Sliding Down Banisters

A few meetings ago Kris posted a quote on the board that I thought was really good.  "There is no elevator to success", or something close to that, anyway.  She talked about how times before she did kind of skip a few floors in her journey to a healthy weight, and that it resulted in gaining the weight back.  But that this last time she took the stairs.  And she stopped at each floor.  And that there was a lot she learned by doing it that way, compared to the idea of just getting to goal and to be done with it.  I'd have to say there were times I took the elevator too.  And although it was great to get there, I also missed some important steps when choosing to ride the elevator instead of walking up the stairs.  It's not just about the number on the scale or on the tag in my clothes.  I've been researching a lot this time.  Reading up on the latest health studies and trying to learn the healthiest way to eat and still enjoy life.  I've cut out a lot of things.  But sometimes... I WANT TO SLIDE DOWN THE BANISTER.

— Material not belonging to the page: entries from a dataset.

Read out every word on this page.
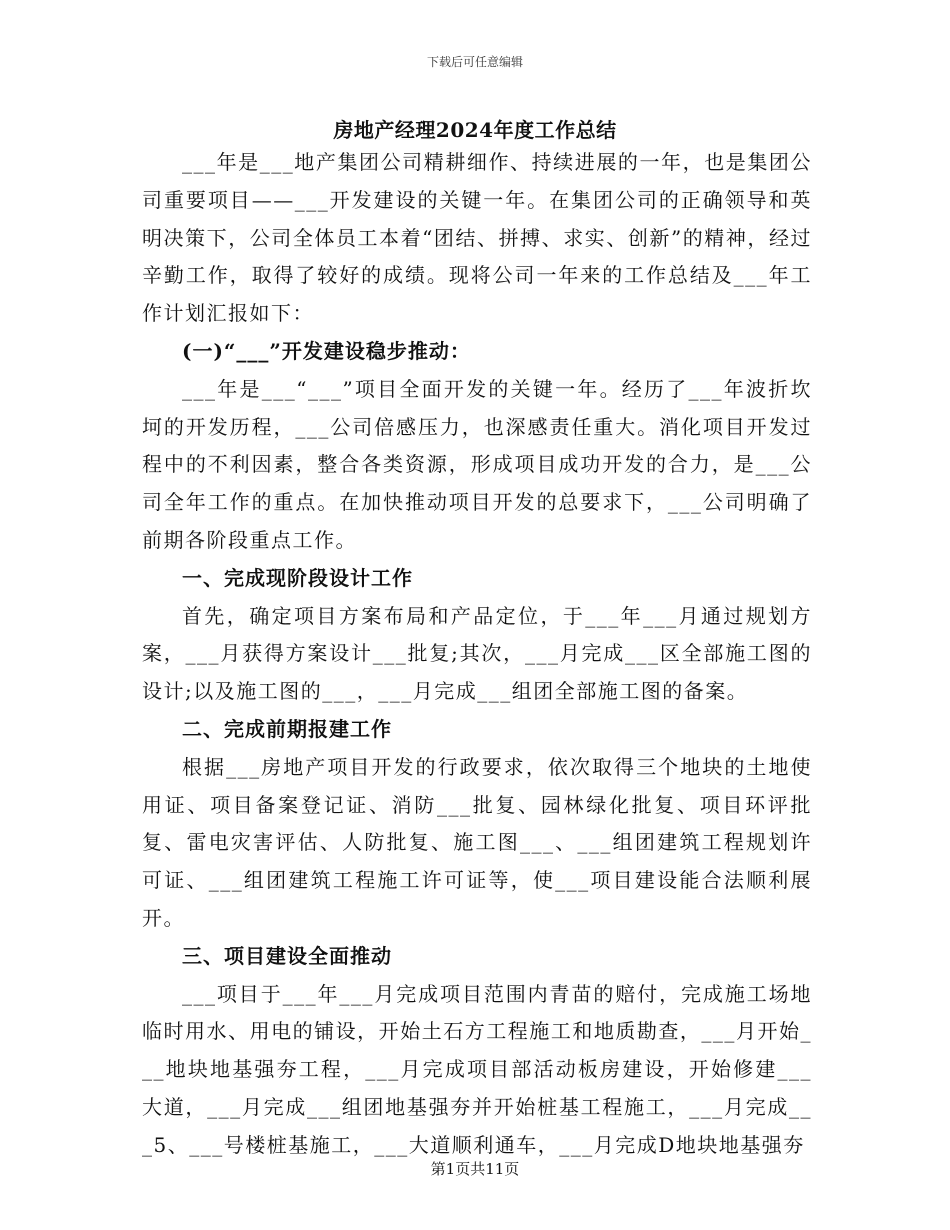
下载后可任意编辑
房地产经理2024年度工作总结

___年是___地产集团公司精耕细作、持续进展的一年，也是集团公司重要项目——___开发建设的关键一年。在集团公司的正确领导和英明决策下，公司全体员工本着“团结、拼搏、求实、创新”的精神，经过辛勤工作，取得了较好的成绩。现将公司一年来的工作总结及___年工作计划汇报如下：

(一)“___”开发建设稳步推动：

___年是___“___”项目全面开发的关键一年。经历了___年波折坎坷的开发历程，___公司倍感压力，也深感责任重大。消化项目开发过程中的不利因素，整合各类资源，形成项目成功开发的合力，是___公司全年工作的重点。在加快推动项目开发的总要求下，___公司明确了前期各阶段重点工作。

一、完成现阶段设计工作

首先，确定项目方案布局和产品定位，于___年___月通过规划方案，___月获得方案设计___批复;其次，___月完成___区全部施工图的设计;以及施工图的___，___月完成___组团全部施工图的备案。

二、完成前期报建工作

根据___房地产项目开发的行政要求，依次取得三个地块的土地使用证、项目备案登记证、消防___批复、园林绿化批复、项目环评批复、雷电灾害评估、人防批复、施工图___、___组团建筑工程规划许可证、___组团建筑工程施工许可证等，使___项目建设能合法顺利展开。

三、项目建设全面推动

___项目于___年___月完成项目范围内青苗的赔付，完成施工场地临时用水、用电的铺设，开始土石方工程施工和地质勘查，___月开始___地块地基强夯工程，___月完成项目部活动板房建设，开始修建___大道，___月完成___组团地基强夯并开始桩基工程施工，___月完成___5、___号楼桩基施工，___大道顺利通车，___月完成D地块地基强夯

第1页共11页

It looks so fun!  It's exciting and different.  And a lot easier than going up the stairs.  And sometimes when I'm sliding down the banister, I forget about all those steps I had to go up that I'm now flying right past.  But eventually, the banister ends.  And I've hit the bottom floor.  And when I turn around, I see all those steps I had already gone up once before, looming in front of me yet again.  And I can't believe I just wasted all that effort for a short-lived trip down the banister.  I'm sick at what I've lost in my little moment of reckless abandon.  And as I look at each step, I remember how hard I had to work to get as far as I had gone.  And I'm not sure I have what it takes to do it all over again.  I doubt that I'll ever reach the top.  In times past, this is where I would just give up and pitch my tent, knowing that I'll never be able to get there so why even try?  But I do have to reach the top at some point.  I can't just live on the rock bottom floor.  And even worse, I've now made it look like a nice place to be for some of my kids.  I know it's not a great place to be, and I want so much more for them. 

So, I'm going back up the stairs today.  I worry what I'll have to pay when I step on that scale tomorrow night, but there's no escaping it if I ever want to live above the cold, sad, rock bottom floor I've been living on for so much of my adult life.